Project 4: Object Detection | AI Course

Project Overview

Object detection is one of the most impactful computer vision applications, powering autonomous vehicles, security systems, retail analytics, and industrial automation. In this project, you will work with YOLOv8, the latest iteration of the revolutionary YOLO architecture, to build a real-time object detection system. You will use the COCO dataset for pre-training and fine-tune on a custom dataset. Target performance: mAP over 0.5 on your custom classes with over 30 FPS inference speed.

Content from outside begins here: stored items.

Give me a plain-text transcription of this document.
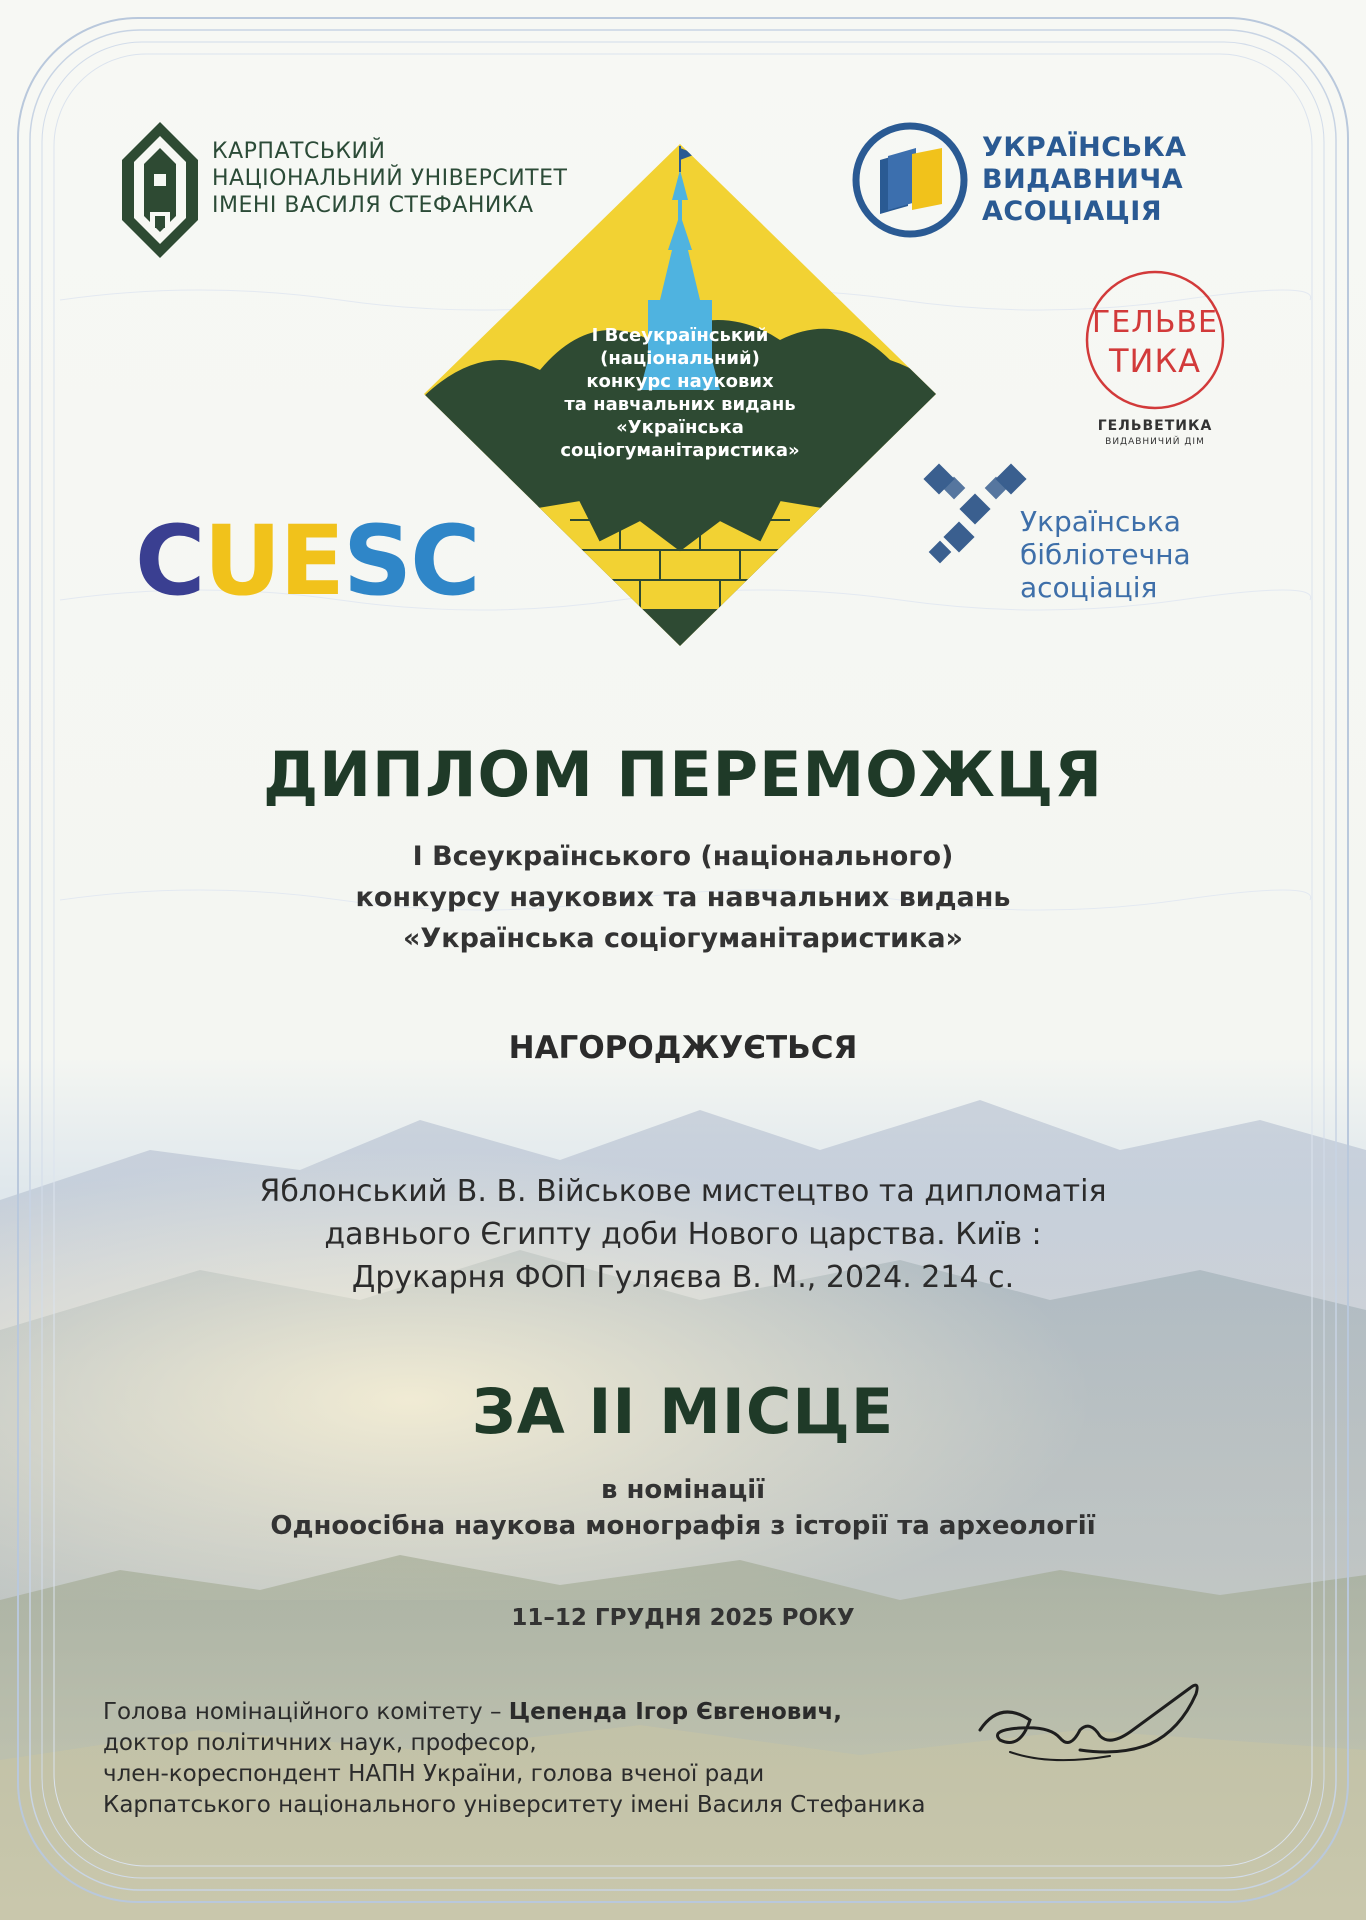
КАРПАТСЬКИЙ
НАЦІОНАЛЬНИЙ УНІВЕРСИТЕТ
ІМЕНІ ВАСИЛЯ СТЕФАНИКА
УКРАЇНСЬКА
ВИДАВНИЧА
АСОЦІАЦІЯ
ГЕЛЬВЕ
ТИКА
ГЕЛЬВЕТИКА
ВИДАВНИЧИЙ ДІМ
Українська
бібліотечна
асоціація
CUESC
I Всеукраїнський
(національний)
конкурс наукових
та навчальних видань
«Українська
соціогуманітаристика»
ДИПЛОМ ПЕРЕМОЖЦЯ
І Всеукраїнського (національного)
конкурсу наукових та навчальних видань
«Українська соціогуманітаристика»
НАГОРОДЖУЄТЬСЯ
Яблонський В. В. Військове мистецтво та дипломатія
давнього Єгипту доби Нового царства. Київ :
Друкарня ФОП Гуляєва В. М., 2024. 214 с.
ЗА ІІ МІСЦЕ
в номінації
Одноосібна наукова монографія з історії та археології
11–12 ГРУДНЯ 2025 РОКУ
Голова номінаційного комітету – Цепенда Ігор Євгенович,
доктор політичних наук, професор,
член-кореспондент НАПН України, голова вченої ради
Карпатського національного університету імені Василя Стефаника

Skills Applied: This project tests your proficiency in deep learning architectures, transfer learning, data annotation, model optimization, and real-time video processing with OpenCV.

YOLO Architecture

Understand single-shot detection and anchor-free design

Transfer Learning

Fine-tune pre-trained models on custom datasets

Video Processing

Real-time detection on webcam and video files

Optimization

Achieve high FPS with model optimization techniques

Learning Objectives

Technical Skills

Implement YOLOv8 using Ultralytics library
Prepare and annotate custom datasets
Fine-tune models with transfer learning
Process video streams with OpenCV
Evaluate models with mAP, precision, recall

Computer Vision Concepts

Understand bounding box regression
Learn non-maximum suppression (NMS)
Explore anchor-free detection methods
Handle multi-scale object detection
Optimize for real-time performance

Ready to submit? Already completed the project? Submit your work now!

Submit Now

Business Scenario

SecureVision AI

You have been hired as a Computer Vision Engineer at SecureVision AI, a startup developing intelligent surveillance systems for retail stores and warehouses. The company needs a real-time object detection system that can identify products, people, and potential security threats from CCTV footage. Your task is to build the core detection engine.

"We need a detection system that runs at 30+ FPS on standard hardware, can detect at least 10 custom object classes, and provides accurate bounding boxes. The system should work with both recorded video and live camera feeds. Can you build this?"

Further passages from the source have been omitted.